Create scannable product descriptions

Published: January 06, 2026

By Ilana Davis

Massive walls of text have never been a good thing online.

Even websites with the express purpose of reading (e.g. The Atlantic, New Yorker) break up their text with paragraphs, images, visual aids, and videos. (And ads but we're not getting into that here)

Avoiding those walls of text on your product pages will be important for your conversion rates. If someone gets tired or bored reading your description, they'll bounce and go somewhere else.

Draft, then break-up

The best way to make your text scannable is to draft a whole bunch of text first.

Get everything out. All your ideas, the product specifications, sales copy, whatever you have. Don't worry about it making sense, writing too long or organizing it to start.

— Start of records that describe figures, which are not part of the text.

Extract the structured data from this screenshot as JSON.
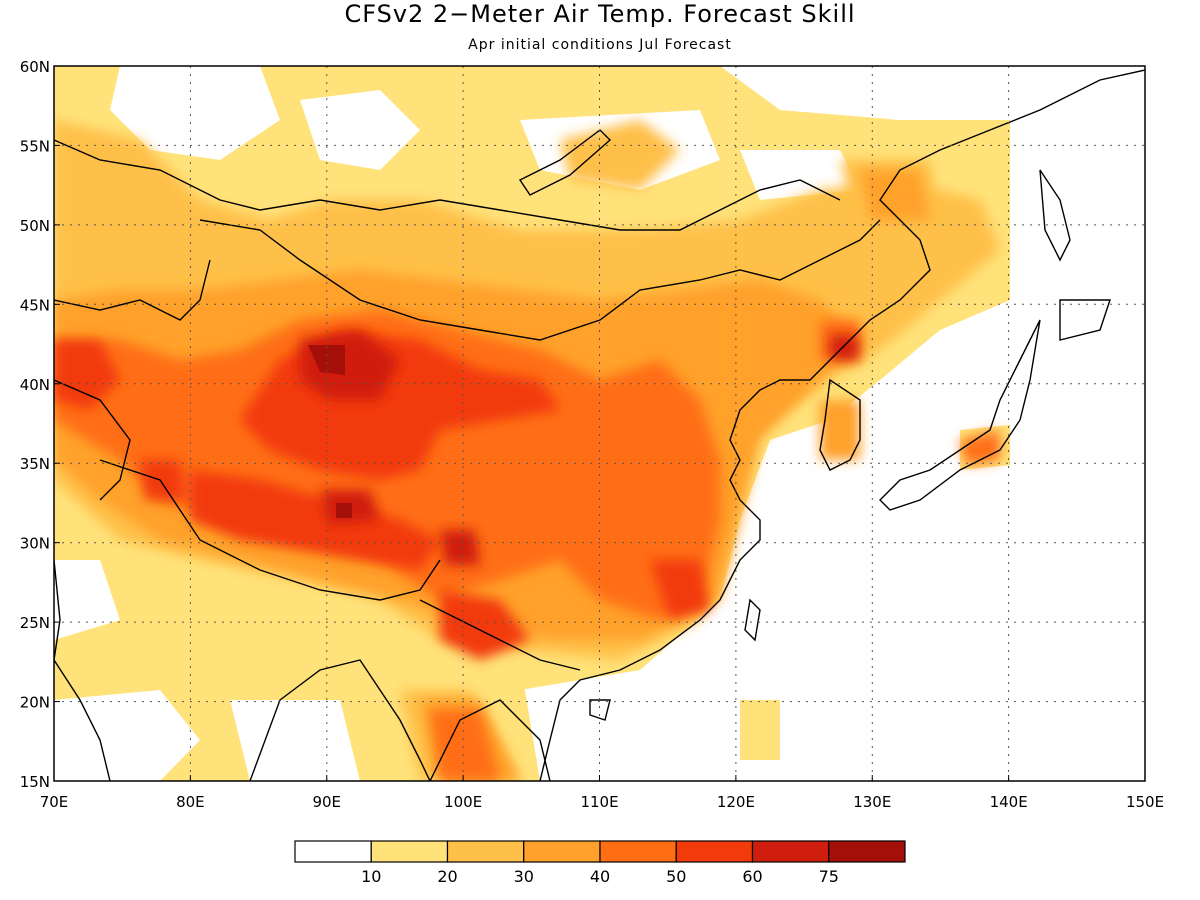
{
  "title": "CFSv2 2−Meter Air Temp. Forecast Skill",
  "subtitle": "Apr initial conditions  Jul Forecast",
  "map": {
    "lon_range": [
      70,
      150
    ],
    "lat_range": [
      15,
      60
    ],
    "lon_ticks": [
      "70E",
      "80E",
      "90E",
      "100E",
      "110E",
      "120E",
      "130E",
      "140E",
      "150E"
    ],
    "lat_ticks": [
      "15N",
      "20N",
      "25N",
      "30N",
      "35N",
      "40N",
      "45N",
      "50N",
      "55N",
      "60N"
    ],
    "gridlines": "dotted"
  },
  "colorbar": {
    "labels": [
      "10",
      "20",
      "30",
      "40",
      "50",
      "60",
      "75"
    ],
    "colors": [
      "#ffffff",
      "#ffe27a",
      "#ffc04a",
      "#ffa12a",
      "#ff6e12",
      "#f23a0a",
      "#d01e0e",
      "#a50f0a"
    ]
  }
}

Then once it's all "on paper", rework the content to make it scannable.

Throw away things that don't fit, combine similar ideas, split paragraphs or even sentences apart.

Having a lot of raw material to work with will make it easier to find the good parts you want to keep.

Scannable Techniques

The first technique is to look at all your content at a high level. How long is each piece, visually? Forget the five sentences to a paragraph rule, think three to four lines. That's about 30-40 words per paragraph. You're writing digestible content, not a novel.

Another technique is to give the readers a break visually after each paragraph. That can be few empty lines, a short fancy line, an image, or anything else that gives space around the paragraph.

Make sure whatever you use to break up the text isn't too tall. You want to be able to see the next paragraph easily, otherwise the reader might think the writing is done.

A third technique that works very well is to use short paragraphs, like this one.

For things like product specifications, putting them into a table or list can break out the wall of text. This is especially useful if your variants vary by length or height as examples. One table can make it easy to compare them all in a readable way, instead of writing out 32" long vs 36" long vs 44" long. Not to mention, using tables can be great for SEO.

Whenever the subject changes, add a descriptive header. Even if there's only a paragraph or two of text under each, headers can help readers to easily skim until they find what they want.

Never finished

Remember you can always come back and add to product descriptions. They aren't printed permanently on the page. You can change them.

Adding more content to your best products should be a regular process you do. Each time you do it, see if there's anything you can do to make the new and old content more scannable. Even small things like adding a header or bolding a key sentence can boost readability over time.

By making your product descriptions scanable and broken-up, that's how you get the content search engines are looking for without boring the shit out of your readers.